Эсэсовец забавно хрюкнул, скособочился, и как-то весьма неловко опустился на колени. Ну да, в печень – это больно, даже алкогольная анестезия не спасает. А вот если после этого еще и сапогом по враз растерявшей наглость роже, то еще и обидно. Во всяком случае, этот конкретный фриц явно обиделся и принялся шарить непослушными пальцами по кобуре. Колесников стоял рядом и с интересом смотрел за его манипуляциями, будучи вполне уверен, что если противник все же сумеет извлечь свой вальтер или парабеллум, что там у него, он вполне успеет размазать его по асфальту. Однако крайних мер не потребовалось.

Откуда появился Вальман, Колесников так и не увидел. Поразительно, с какой скоростью лейтенант подскочил, и… нет, он не пытался обезоружить коллегу по мундиру, он просто шепнул ему что-то на ухо. Совсем немногое, судя по продолжительности фразы, но тому хватило. Даже при неярком свете уличного фонаря было видно, как он побледнел и, бросив попытки извлечь застрявшее в кобуре оружие, машинально зашарил рукой по вороту. Попытки его застегнуть оказались, правда, ничуть не более успешными, но, особенно с учетом того, что немец по-прежнему сидел на земле, выглядели забавно.

– Простите, герр адмирал… Простите…

Звучало невнятно – похоже, только разбитыми и сейчас напоминающими мясные оладьи губами пострадавший не отделался. Наверняка еще и зубы пострадали. Тем не менее, Колесников понял, кивнул небрежно:

– Пшел вон.

Эсэсовца как ветром сдуло. Вот он был, а вот его и нет. Адмирал прищурился и сказал, обращаясь к лейтенанту:

– Похоже, вас приставили ко мне ангелом-хранителем?

Вальман улыбнулся:

– Наверное, можно и так сказать, герр адмирал.

– Тогда благодарю, что избавили от необходимости марать руки об этого хама. Вот что, Петер, езжайте-ка вы отдыхать. Обещаю, что покурю сейчас и больше из гостиницы до утра не выйду. И… отвезите фройляйн домой. Боюсь, красивым девушкам гулять по улицам Берлина ночью стало небезопасно.

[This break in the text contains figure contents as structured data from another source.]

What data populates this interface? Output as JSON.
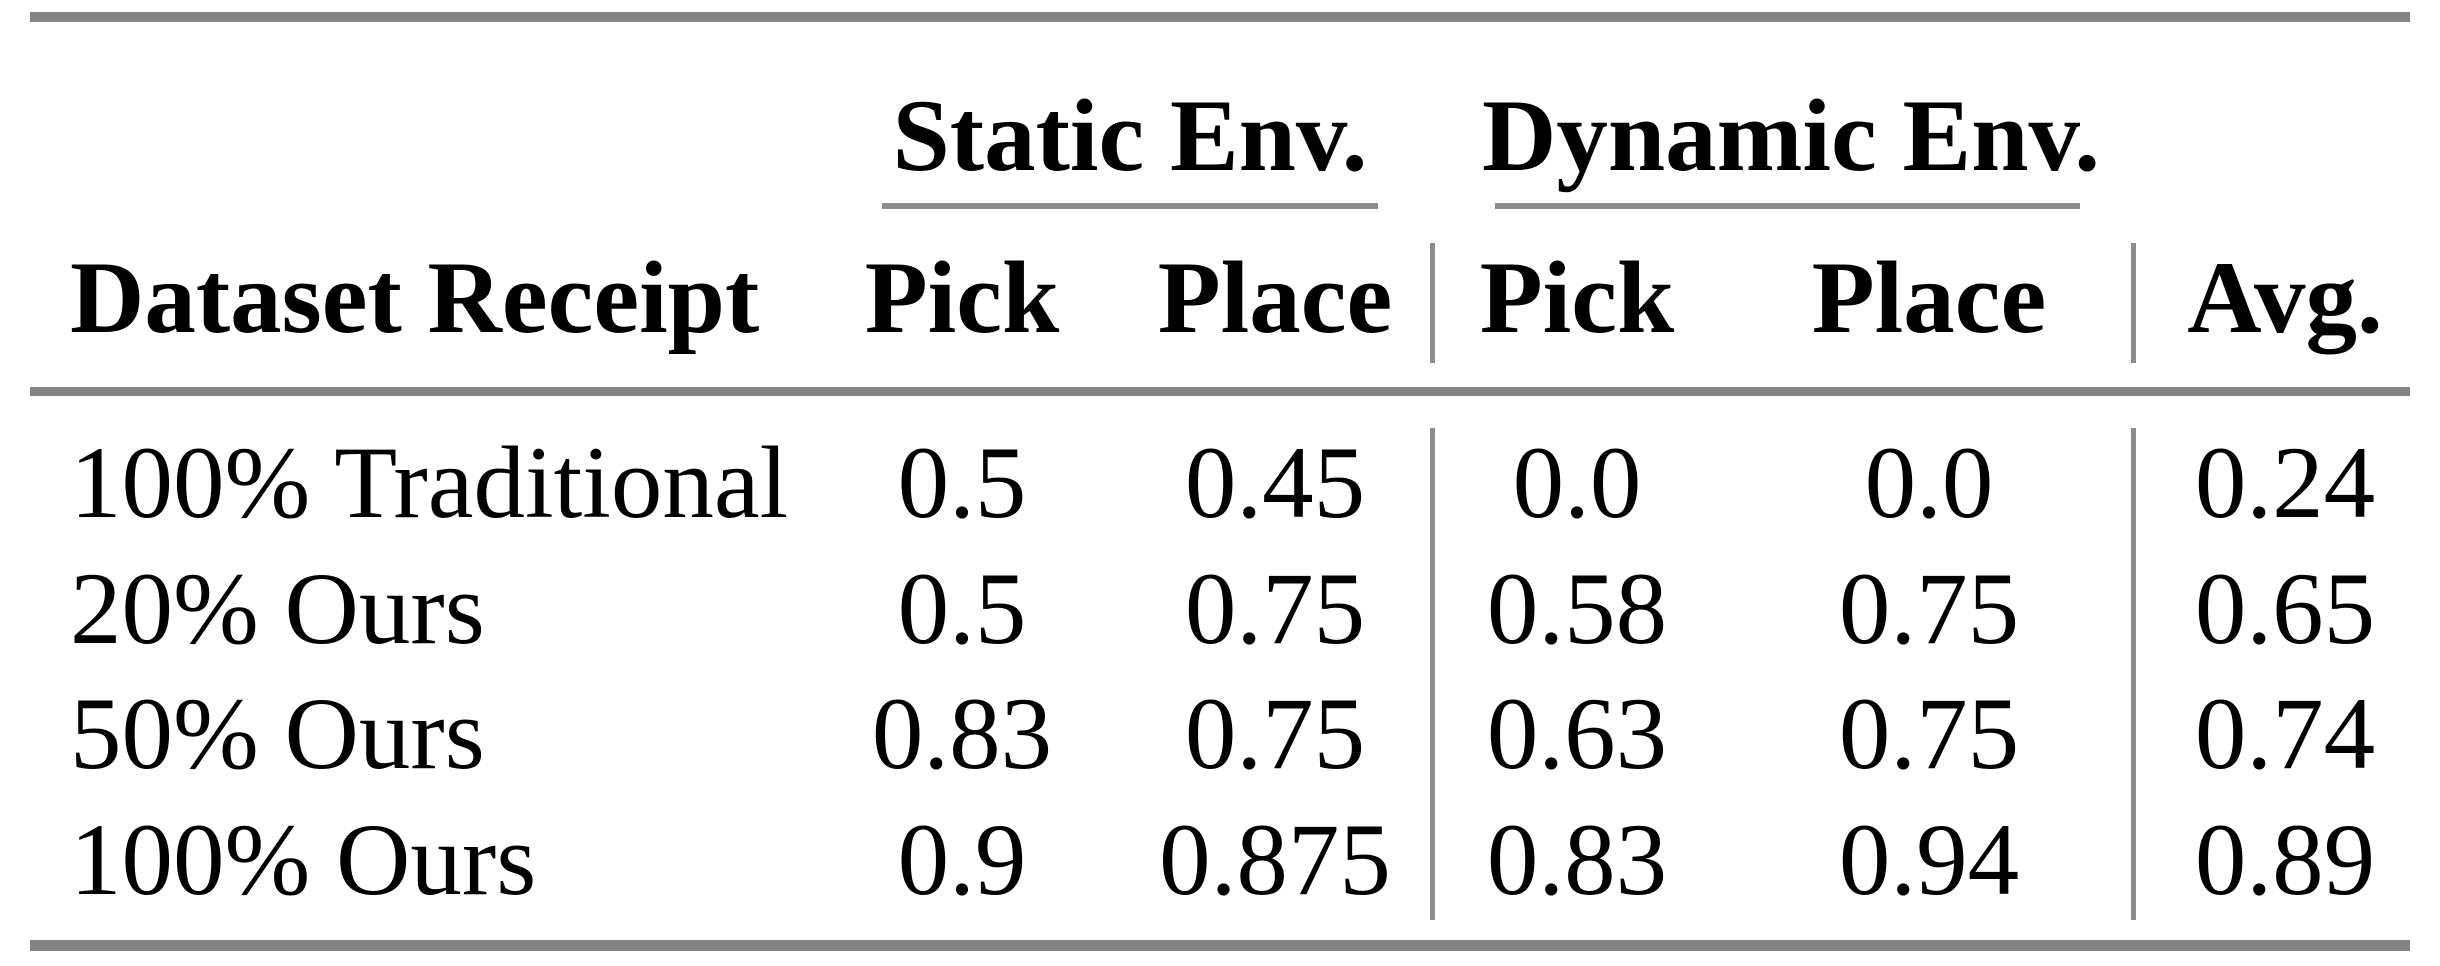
{
  "figure": {
    "type": "academic-results-table",
    "background": "#ffffff",
    "text_color": "#000000",
    "rule_color": "#848484"
  },
  "table": {
    "row_header": "Dataset Receipt",
    "groups": [
      {
        "label": "Static Env.",
        "columns": [
          "Pick",
          "Place"
        ]
      },
      {
        "label": "Dynamic Env.",
        "columns": [
          "Pick",
          "Place"
        ]
      }
    ],
    "avg_header": "Avg.",
    "rows": [
      {
        "label": "100% Traditional",
        "s_pick": "0.5",
        "s_place": "0.45",
        "d_pick": "0.0",
        "d_place": "0.0",
        "avg": "0.24"
      },
      {
        "label": "20% Ours",
        "s_pick": "0.5",
        "s_place": "0.75",
        "d_pick": "0.58",
        "d_place": "0.75",
        "avg": "0.65"
      },
      {
        "label": "50% Ours",
        "s_pick": "0.83",
        "s_place": "0.75",
        "d_pick": "0.63",
        "d_place": "0.75",
        "avg": "0.74"
      },
      {
        "label": "100% Ours",
        "s_pick": "0.9",
        "s_place": "0.875",
        "d_pick": "0.83",
        "d_place": "0.94",
        "avg": "0.89"
      }
    ]
  },
  "chart_data": {
    "type": "table",
    "title": "",
    "columns": [
      "Dataset Receipt",
      "Static Env. Pick",
      "Static Env. Place",
      "Dynamic Env. Pick",
      "Dynamic Env. Place",
      "Avg."
    ],
    "rows": [
      [
        "100% Traditional",
        0.5,
        0.45,
        0.0,
        0.0,
        0.24
      ],
      [
        "20% Ours",
        0.5,
        0.75,
        0.58,
        0.75,
        0.65
      ],
      [
        "50% Ours",
        0.83,
        0.75,
        0.63,
        0.75,
        0.74
      ],
      [
        "100% Ours",
        0.9,
        0.875,
        0.83,
        0.94,
        0.89
      ]
    ]
  }
}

Лейтенант щелкнул каблуками, как заправский гренадер. Непрост мальчик, ой, непрост, куда интереснее, чем показалось вначале. С таким надо держать ухо востро. Впрочем, Гиммлер явно покровительствует Лютьенсу, иначе не приставил бы к нему охрану как раз на такие случаи. Поэтому бояться нет смысла, а вот поостеречься стоит.

– Спасибо вам…

Голос девушки не дрожал, похоже, успела прийти в себя. Крепкие нервы, хорошие, дурной экологией не измученные. Только сейчас Колесников сообразил, что перед ним та певичка из ресторана. Да уж, незадачливого ухажера понять можно, деваха красивая и, вдобавок, представительница профессии, которая считается легкодоступной. Так что пал мужик жертвой стереотипов. Оставалось лишь галантно поклониться:

– Не волнуйтесь, фройляйн. Мы должны защищать свой народ… в том числе и от недостойных его представителей.

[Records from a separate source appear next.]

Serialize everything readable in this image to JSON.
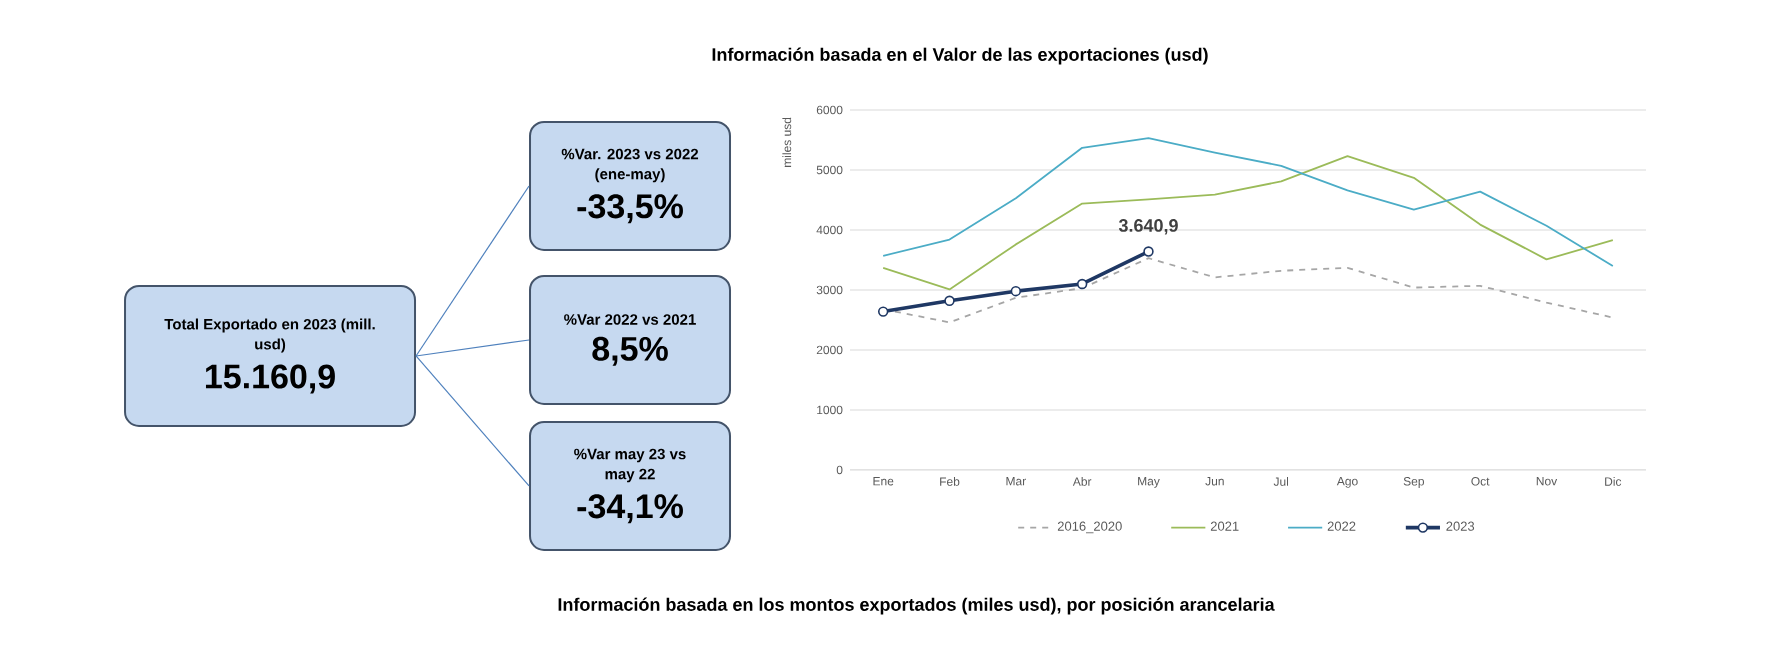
{
  "chart_data": [
    {
      "type": "other",
      "annotations": [
        "Total Exportado en 2023 (mill. usd)",
        "15.160,9",
        "%Var. 2023 vs 2022 (ene-may)",
        "-33,5%",
        "%Var 2022 vs 2021",
        "8,5%",
        "%Var may 23 vs may 22",
        "-34,1%"
      ]
    },
    {
      "type": "line",
      "title": "Información basada en el Valor de las exportaciones (usd)",
      "ylabel": "miles usd",
      "categories": [
        "Ene",
        "Feb",
        "Mar",
        "Abr",
        "May",
        "Jun",
        "Jul",
        "Ago",
        "Sep",
        "Oct",
        "Nov",
        "Dic"
      ],
      "ylim": [
        0,
        6000
      ],
      "yticks": [
        0,
        1000,
        2000,
        3000,
        4000,
        5000,
        6000
      ],
      "grid": "y",
      "legend": "bottom",
      "series": [
        {
          "name": "2016_2020",
          "color": "#a6a6a6",
          "line_style": "dashed",
          "marker": "none",
          "values": [
            2680,
            2460,
            2870,
            3030,
            3530,
            3210,
            3320,
            3370,
            3040,
            3070,
            2790,
            2540
          ]
        },
        {
          "name": "2021",
          "color": "#9bbb59",
          "line_style": "solid",
          "marker": "none",
          "values": [
            3370,
            3010,
            3760,
            4440,
            4510,
            4590,
            4810,
            5230,
            4870,
            4090,
            3510,
            3830
          ]
        },
        {
          "name": "2022",
          "color": "#4bacc6",
          "line_style": "solid",
          "marker": "none",
          "values": [
            3570,
            3840,
            4530,
            5370,
            5530,
            5290,
            5070,
            4660,
            4340,
            4640,
            4070,
            3400
          ]
        },
        {
          "name": "2023",
          "color": "#1f3864",
          "line_style": "solid",
          "marker": "circle",
          "values": [
            2640,
            2820,
            2980,
            3100,
            3640.9,
            null,
            null,
            null,
            null,
            null,
            null,
            null
          ],
          "value_labels": [
            null,
            null,
            null,
            null,
            "3.640,9",
            null,
            null,
            null,
            null,
            null,
            null,
            null
          ]
        }
      ],
      "annotations": [
        "Información basada en los montos exportados (miles usd), por posición arancelaria"
      ]
    }
  ]
}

Когда девушка села в машину и та, глухо ворча двигателем, скрылась в темноте, Роммель, внимательно наблюдавший за происходящим, только головой покрутил:

– Однако же вас уважают.

– О да, есть за что, – усмехнулся Колесников, доставая сигареты и мельком подумав, что пора бросать. А то снова рак заработать можно.